Шрифт:
Закладка:
Однако за счет одного этого эстетического дискурса телесный комплекс неполноценности не мог быть преодолен полностью. Сравнивать свое тело с телом европейцев вошло в болезненную привычку. Сэридзава Кодзиро в романе «Умереть в Париже» (1942) писал: «Любуясь невестой, совершенно естественно державшейся в европейском платье — встречая гостей у входа зал, она была в белоснежном свадебном наряде, а на банкете появилась в нежно-розовом суаре, я невольно думал о том, как быстро прижилась в Японии западная культура, ведь нынешние японки даже с точки зрения западных стандартов могут смело соперничать с европейскими женщинами. Марико, к примеру, ни в чем не уступала многим замечательным представительницам женского пола, с которыми я познакомился в Европе и которые блистали не только красотой, но и умом, не говоря уж об исключительной тонкости чувств, являвшейся едва ли не главным их достоинством»68.
Тем не менее и Сэридзава полагал, что таких японок, которые могут соперничать с европейками, насчитывалось совсем немного. Героиня романа отмечает: «Рядом с нашей каютой была каюта тридцатилетней японки, которая ехала вдвоем с сыном, пятилетним мальчиком смешанной японоанглийской крови. Она, что совершенно нехарактерно для японок, была прекрасно сложена, элегантное европейское платье сидело на ней превосходно, походка была не хуже, чем у европейских женщин, плывущих на нашем корабле, и я, прогуливаясь по палубе, изо всех сил старалась идти так, как эта Хацуко Макдональд, — я впервые надела тогда европейское платье, туфли причиняли мне неимоверные мучения, но я терпела, старательно следила за своей походкой, смотрела на Хацуко снизу вверх и мечтала о том времени, когда стану такой, как она, и научусь ходить так же легко и непринужденно, как европейские женщины»69.

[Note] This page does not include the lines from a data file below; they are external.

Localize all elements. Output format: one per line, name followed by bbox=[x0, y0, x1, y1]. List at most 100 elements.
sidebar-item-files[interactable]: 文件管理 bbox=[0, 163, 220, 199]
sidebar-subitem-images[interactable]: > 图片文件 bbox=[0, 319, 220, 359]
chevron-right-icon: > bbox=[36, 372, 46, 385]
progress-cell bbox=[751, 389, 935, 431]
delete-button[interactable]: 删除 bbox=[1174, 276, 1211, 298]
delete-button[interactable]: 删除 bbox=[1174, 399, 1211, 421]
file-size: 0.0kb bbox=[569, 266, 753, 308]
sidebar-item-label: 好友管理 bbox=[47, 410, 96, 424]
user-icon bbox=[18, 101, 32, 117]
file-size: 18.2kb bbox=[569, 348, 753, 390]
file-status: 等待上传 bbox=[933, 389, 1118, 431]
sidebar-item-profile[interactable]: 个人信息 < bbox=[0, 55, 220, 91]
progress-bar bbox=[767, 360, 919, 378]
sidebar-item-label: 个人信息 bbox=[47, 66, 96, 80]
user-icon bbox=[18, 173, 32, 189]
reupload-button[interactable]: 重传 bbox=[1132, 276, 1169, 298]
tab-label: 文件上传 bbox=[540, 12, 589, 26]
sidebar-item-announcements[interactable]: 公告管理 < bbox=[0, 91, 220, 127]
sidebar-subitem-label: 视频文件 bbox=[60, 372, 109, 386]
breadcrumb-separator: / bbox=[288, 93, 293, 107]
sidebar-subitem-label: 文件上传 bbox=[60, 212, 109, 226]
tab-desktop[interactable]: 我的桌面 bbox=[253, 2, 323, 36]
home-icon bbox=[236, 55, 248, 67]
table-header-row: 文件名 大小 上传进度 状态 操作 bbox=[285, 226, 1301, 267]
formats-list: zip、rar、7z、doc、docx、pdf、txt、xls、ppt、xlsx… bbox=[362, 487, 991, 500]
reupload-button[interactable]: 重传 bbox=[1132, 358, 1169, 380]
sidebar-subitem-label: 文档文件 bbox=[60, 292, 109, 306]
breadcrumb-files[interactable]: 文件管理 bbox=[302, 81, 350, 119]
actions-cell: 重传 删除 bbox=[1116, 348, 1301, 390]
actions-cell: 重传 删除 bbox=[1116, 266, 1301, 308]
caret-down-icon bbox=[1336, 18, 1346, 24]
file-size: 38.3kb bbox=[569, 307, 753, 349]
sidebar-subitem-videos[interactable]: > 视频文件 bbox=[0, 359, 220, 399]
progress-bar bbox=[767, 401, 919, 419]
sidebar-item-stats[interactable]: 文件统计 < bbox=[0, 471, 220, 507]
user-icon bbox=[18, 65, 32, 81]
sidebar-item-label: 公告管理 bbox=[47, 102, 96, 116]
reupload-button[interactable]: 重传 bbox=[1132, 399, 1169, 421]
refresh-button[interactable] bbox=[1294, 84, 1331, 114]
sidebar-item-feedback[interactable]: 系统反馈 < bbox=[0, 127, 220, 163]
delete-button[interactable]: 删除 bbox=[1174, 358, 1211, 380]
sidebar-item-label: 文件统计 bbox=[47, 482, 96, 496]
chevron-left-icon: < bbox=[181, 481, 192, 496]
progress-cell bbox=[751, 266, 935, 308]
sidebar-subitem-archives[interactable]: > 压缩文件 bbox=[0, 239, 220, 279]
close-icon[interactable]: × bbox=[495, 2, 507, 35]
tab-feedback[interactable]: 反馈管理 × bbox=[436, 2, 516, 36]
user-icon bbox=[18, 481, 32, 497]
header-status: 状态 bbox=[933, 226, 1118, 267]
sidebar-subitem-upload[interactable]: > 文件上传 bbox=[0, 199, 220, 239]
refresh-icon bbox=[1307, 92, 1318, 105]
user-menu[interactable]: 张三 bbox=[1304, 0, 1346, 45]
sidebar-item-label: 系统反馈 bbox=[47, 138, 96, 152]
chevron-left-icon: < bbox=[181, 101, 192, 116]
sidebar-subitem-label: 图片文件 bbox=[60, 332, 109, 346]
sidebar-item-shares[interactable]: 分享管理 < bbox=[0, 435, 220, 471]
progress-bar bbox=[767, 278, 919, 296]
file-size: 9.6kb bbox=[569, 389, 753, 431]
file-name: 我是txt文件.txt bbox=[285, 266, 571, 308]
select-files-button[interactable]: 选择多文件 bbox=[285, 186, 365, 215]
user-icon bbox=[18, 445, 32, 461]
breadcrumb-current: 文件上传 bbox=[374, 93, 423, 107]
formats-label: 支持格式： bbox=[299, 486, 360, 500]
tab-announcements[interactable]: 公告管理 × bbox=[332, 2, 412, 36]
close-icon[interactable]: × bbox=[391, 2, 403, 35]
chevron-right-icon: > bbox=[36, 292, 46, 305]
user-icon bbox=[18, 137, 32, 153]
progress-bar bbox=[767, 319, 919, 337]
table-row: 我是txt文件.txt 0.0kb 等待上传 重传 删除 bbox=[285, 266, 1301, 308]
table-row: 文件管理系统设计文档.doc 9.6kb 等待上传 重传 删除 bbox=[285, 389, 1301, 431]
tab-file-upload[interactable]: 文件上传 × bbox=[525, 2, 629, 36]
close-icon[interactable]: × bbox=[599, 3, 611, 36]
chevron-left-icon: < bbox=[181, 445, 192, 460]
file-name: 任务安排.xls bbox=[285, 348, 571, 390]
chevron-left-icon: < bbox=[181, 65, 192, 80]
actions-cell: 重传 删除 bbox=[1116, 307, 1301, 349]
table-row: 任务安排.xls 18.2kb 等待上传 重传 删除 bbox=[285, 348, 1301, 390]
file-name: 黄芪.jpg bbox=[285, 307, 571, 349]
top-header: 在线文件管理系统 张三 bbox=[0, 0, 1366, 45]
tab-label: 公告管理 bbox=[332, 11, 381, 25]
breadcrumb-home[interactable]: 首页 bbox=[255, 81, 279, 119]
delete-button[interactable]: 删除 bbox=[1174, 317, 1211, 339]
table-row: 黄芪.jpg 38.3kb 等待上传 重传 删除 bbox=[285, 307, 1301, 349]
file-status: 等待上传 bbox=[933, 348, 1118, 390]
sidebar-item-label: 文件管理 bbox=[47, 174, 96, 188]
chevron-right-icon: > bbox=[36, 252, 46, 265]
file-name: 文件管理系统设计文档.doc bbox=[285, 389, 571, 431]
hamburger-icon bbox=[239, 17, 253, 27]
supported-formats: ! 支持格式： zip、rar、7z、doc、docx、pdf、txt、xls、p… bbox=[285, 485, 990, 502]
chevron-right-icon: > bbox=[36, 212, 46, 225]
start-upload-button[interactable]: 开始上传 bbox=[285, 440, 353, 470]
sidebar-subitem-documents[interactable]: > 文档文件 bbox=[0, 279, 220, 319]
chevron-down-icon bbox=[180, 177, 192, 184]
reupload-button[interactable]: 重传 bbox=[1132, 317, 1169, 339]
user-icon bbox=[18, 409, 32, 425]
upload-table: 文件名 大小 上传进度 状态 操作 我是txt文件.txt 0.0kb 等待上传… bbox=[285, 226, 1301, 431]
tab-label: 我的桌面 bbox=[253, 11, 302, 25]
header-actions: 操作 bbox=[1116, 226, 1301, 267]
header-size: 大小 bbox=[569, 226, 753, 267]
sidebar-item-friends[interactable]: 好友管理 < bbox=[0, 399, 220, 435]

Приведенная цитата свидетельствует об убежденности автора в том, что можно «выучиться» на европейца. Но это была «отсталая» точка зрения, свойственная для более раннего времени. Обществом все более овладевают настроения, что японцу не следует стремиться стать европейцем — следует не учиться у него, а проучить, что и обеспечит чаемую самоидентификацию японского народа.
Глава 4
Национализация тела
Государь (или сёгун) в традиционной Японии — это объект непосредственного почитания и авторитет для сравнительно узкой группы приближенных лиц. В Японии конца XIX — начала XX в. в соответствии с общеисторической тенденцией в «развитых» западных странах созидалось государство «народного типа», когда руководитель такого государства является репрезентацией всего населения, всей «нации», всего «народа», что создавало предпосылки для мобилизации этого народа в немыслимых доселе масштабах. Специфика Японии заключалась, в частности, в том, что в Европе это явление протекало на фоне десакрализации (или же полном элиминировании) фигуры монарха, в Японии же мы наблюдаем создание народного государства, сердцевину которого образует монарх, подвергающийся усиленной сакрализации. И не «народ» — через посредство мирных выборов или же кровавых революций — является источником его власти (что характерно для западной ситуации), а он сам (его тело и кровь) являются для народа источником жизни. Власть японского императора дана ему рождением, она зависит не от народного во-леизлияния, а от решения синтоистских божеств, вынесенного в незапамятные (и столь памятные) времена мифа. Поэтому синхронные по времени западные технологии репрезентации лидера нации, рассчитанные на создание эффекта «близости к народу», применялись в Японии в ограниченной степени. Он не произносил зажигательных речей с трибуны, мало путешествовал по стране и редко встречался с населением, не писал писем и теоретических работ, обязательных для изучения. Лицезрение его портрета было обусловлено ситуативно (предъявлялся в учреждениях и школах только во время государственных праздников), императорская иконография не знала трехмерных (скульптурных) изображений. С появлением радио император Сёва не стал использовать его для общения с народом. Лидеры западного типа искали площадки и возможность (или же ее видимость) для диалога, который в японской ситуации выглядел попросту неуместным. Японский император не искал близости с народом, это народ искал близости с ним. Искал и находил.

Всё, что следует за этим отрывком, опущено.